25 Mart 2009 Çarşamba

(Kısa Kısa) Felsefe Tarihi, Alfred Weber

Bugün yazmak istediğim konu yavaş yavaş okuduğum kitapta yer verilen, Schopenhauer'in atası olarak kabul edilen, Hegesias ile içinde bulunduğu dönemi.

Hegesias'ın oluşturduğu akıma ilk yol açan Aristippos, hayatın amacının haz olduğunu ama bu hazzında bir saniyelik değil, devam eden sevinçten ve sürekli hal olarak ahlaki memnunluktan oluştuğunu belirtmektedir. İşte bu akım Hedonizm olarak tarihte yerini alır. Aristippos "kendimi eşyaya değil, eşyayı kendime bağımlı kılmaya çalışıyorum" diyerek tüm davranışlarımızda aklımızın isteklerimizin önünde olması gerektiğinide belirtiyor.

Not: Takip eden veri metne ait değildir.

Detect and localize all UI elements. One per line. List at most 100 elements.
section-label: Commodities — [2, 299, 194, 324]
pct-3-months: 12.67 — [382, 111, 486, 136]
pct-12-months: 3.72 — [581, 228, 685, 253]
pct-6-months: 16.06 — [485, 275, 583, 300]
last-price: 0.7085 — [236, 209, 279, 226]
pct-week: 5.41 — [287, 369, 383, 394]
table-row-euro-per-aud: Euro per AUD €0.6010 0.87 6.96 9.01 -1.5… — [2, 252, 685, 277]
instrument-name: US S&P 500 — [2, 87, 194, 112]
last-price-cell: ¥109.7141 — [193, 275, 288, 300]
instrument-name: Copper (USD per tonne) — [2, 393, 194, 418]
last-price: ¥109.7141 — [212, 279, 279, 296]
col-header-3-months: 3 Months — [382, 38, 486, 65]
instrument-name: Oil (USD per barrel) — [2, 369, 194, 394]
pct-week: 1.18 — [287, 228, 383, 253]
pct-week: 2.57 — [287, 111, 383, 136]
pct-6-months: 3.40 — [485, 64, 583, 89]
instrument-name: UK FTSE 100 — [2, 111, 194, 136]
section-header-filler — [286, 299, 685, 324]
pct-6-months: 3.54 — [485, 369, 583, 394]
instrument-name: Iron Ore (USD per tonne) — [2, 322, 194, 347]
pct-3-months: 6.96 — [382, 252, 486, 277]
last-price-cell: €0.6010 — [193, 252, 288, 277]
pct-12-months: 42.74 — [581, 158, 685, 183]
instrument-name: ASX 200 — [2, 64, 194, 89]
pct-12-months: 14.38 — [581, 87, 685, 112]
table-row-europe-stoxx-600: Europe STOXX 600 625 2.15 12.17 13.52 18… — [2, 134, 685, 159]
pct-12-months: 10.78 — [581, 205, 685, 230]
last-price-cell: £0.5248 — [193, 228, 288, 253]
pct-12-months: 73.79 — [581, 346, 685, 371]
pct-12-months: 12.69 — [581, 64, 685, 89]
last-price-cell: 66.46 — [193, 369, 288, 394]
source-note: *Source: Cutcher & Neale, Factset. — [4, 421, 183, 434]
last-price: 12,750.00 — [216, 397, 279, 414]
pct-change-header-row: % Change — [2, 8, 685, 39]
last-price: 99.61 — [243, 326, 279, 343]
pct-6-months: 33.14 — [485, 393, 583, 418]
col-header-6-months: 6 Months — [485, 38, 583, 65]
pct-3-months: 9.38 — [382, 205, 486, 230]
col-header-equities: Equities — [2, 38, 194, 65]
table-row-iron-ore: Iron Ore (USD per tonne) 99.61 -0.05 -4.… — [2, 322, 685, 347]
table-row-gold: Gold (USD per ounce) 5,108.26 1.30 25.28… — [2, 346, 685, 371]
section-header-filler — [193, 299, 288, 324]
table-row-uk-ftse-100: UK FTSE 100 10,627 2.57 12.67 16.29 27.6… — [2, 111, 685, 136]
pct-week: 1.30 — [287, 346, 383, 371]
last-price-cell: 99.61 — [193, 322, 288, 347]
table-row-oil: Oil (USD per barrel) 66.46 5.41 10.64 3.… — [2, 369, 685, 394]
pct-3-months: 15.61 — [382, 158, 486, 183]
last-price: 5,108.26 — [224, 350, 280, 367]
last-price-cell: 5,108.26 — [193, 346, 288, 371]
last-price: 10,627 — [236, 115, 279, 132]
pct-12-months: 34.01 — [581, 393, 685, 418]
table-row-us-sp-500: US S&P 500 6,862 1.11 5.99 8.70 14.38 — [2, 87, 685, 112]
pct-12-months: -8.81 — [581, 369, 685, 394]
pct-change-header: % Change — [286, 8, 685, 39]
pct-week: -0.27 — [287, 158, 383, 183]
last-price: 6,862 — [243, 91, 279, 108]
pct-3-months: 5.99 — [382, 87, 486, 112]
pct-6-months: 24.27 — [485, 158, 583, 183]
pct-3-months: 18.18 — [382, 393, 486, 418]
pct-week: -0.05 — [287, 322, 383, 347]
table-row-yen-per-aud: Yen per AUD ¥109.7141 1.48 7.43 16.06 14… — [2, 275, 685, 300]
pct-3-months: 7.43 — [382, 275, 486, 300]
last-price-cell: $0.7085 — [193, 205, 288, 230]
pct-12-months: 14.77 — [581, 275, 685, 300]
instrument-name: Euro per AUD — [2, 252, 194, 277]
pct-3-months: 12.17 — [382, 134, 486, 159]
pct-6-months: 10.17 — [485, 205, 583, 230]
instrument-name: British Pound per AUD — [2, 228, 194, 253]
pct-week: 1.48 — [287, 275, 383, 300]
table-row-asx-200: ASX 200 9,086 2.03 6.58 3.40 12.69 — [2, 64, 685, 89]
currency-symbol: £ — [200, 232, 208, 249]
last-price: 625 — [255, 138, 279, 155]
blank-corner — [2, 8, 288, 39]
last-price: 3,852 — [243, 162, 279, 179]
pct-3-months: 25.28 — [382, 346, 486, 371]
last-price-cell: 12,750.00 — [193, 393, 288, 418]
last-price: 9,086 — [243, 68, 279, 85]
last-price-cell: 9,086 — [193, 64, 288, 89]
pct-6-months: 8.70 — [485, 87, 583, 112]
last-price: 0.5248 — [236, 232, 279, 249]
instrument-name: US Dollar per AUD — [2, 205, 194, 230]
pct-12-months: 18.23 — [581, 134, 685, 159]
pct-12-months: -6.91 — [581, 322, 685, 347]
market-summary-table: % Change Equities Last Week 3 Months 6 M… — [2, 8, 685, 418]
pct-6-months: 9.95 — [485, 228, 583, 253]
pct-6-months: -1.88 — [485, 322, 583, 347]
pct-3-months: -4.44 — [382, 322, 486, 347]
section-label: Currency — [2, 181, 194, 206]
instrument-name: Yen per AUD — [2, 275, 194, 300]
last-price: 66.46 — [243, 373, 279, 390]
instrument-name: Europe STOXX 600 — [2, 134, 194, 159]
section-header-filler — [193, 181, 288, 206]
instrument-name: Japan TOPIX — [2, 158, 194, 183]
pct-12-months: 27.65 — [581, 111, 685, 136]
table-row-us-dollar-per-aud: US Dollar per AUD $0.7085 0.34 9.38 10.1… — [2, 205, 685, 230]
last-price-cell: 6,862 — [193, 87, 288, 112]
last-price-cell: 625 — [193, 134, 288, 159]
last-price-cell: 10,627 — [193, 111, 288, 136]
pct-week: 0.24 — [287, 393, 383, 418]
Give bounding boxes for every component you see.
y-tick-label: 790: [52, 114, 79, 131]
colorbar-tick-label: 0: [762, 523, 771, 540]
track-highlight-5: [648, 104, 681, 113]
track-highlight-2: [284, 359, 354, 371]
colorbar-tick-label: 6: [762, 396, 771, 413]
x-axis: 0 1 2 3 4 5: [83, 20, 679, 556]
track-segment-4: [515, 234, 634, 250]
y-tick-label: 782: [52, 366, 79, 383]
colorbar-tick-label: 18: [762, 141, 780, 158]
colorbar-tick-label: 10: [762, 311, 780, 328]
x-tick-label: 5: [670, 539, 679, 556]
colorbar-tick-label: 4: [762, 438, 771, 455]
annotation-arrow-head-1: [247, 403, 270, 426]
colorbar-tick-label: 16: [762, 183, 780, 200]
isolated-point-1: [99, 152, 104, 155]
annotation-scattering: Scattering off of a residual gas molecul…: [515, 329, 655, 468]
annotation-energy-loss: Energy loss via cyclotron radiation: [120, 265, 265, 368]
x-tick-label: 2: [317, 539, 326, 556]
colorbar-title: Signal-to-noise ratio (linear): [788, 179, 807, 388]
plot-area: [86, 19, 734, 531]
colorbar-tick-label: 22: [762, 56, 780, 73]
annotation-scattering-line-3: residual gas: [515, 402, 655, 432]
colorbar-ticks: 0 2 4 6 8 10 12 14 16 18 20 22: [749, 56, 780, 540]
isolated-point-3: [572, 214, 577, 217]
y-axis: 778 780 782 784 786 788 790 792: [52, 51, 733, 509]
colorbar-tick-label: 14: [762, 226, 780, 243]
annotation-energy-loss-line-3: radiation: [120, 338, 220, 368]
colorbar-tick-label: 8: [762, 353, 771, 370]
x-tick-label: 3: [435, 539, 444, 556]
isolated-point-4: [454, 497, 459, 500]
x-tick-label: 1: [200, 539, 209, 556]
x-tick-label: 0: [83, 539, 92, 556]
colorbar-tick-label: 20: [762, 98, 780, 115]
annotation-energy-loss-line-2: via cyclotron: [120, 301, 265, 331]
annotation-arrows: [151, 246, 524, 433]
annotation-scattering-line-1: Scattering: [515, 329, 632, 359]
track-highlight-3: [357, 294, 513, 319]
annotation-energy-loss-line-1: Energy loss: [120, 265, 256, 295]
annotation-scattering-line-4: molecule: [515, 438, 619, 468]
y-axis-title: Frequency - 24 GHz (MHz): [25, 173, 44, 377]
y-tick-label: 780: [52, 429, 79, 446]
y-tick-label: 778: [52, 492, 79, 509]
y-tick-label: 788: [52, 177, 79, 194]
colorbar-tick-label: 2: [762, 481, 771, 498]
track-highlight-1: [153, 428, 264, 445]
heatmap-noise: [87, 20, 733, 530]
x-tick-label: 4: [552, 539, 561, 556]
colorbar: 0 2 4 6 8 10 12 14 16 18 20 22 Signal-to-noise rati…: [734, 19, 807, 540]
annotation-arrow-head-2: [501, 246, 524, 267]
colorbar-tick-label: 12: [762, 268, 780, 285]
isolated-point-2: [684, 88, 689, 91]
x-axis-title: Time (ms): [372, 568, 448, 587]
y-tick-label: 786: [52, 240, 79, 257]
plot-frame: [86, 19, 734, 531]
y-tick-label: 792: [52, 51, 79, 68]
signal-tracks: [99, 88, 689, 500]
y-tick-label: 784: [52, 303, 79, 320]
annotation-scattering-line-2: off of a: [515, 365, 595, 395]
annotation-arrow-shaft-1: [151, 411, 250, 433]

Aristippos'un Hedonizm akımını öğrencileri geliştirmeye devam etmişlerdir. Hegesias, Hedonizm üzerine yaptığı değişik açıklamalarla "peisithanatos" yani "intihara sürükleyen - ikna eden" lakabını kazanır. Hegesias, hayatta keder ve kötülüklerin görece mutluluklardan çok daha fazla olduğunu, zaten bu öğeler olmadan elde edilecek mutluluğunda sadece kuruntuya yol açacağını belirtir. Burada Hegesias'ın öncülü Aristippos'tan keskin bir şekilde ayrılır ve böyle bir düzen içerisinde hayatın amacının hiçbir şekilde elde edilemeyeceğini söyleyip, hayatın değersiz olduğu sonucunu çıkarır. Böylece, lakabını kazanmasını sağlayan önermesine de kavuşur: "Nihayet, şu halde ölüm hayata tercih edilmelidir, çünkü negatif mutluluk, elemin mutlak olarak ortadan kaldırılmasından ibaret bulunduğuna göre, hiç olmazsa o bize mümkün olan biricik mutluluğu verir." Hedonizm'in bu radikal yorumu "Pesimizm" adıyla anılmaktadır.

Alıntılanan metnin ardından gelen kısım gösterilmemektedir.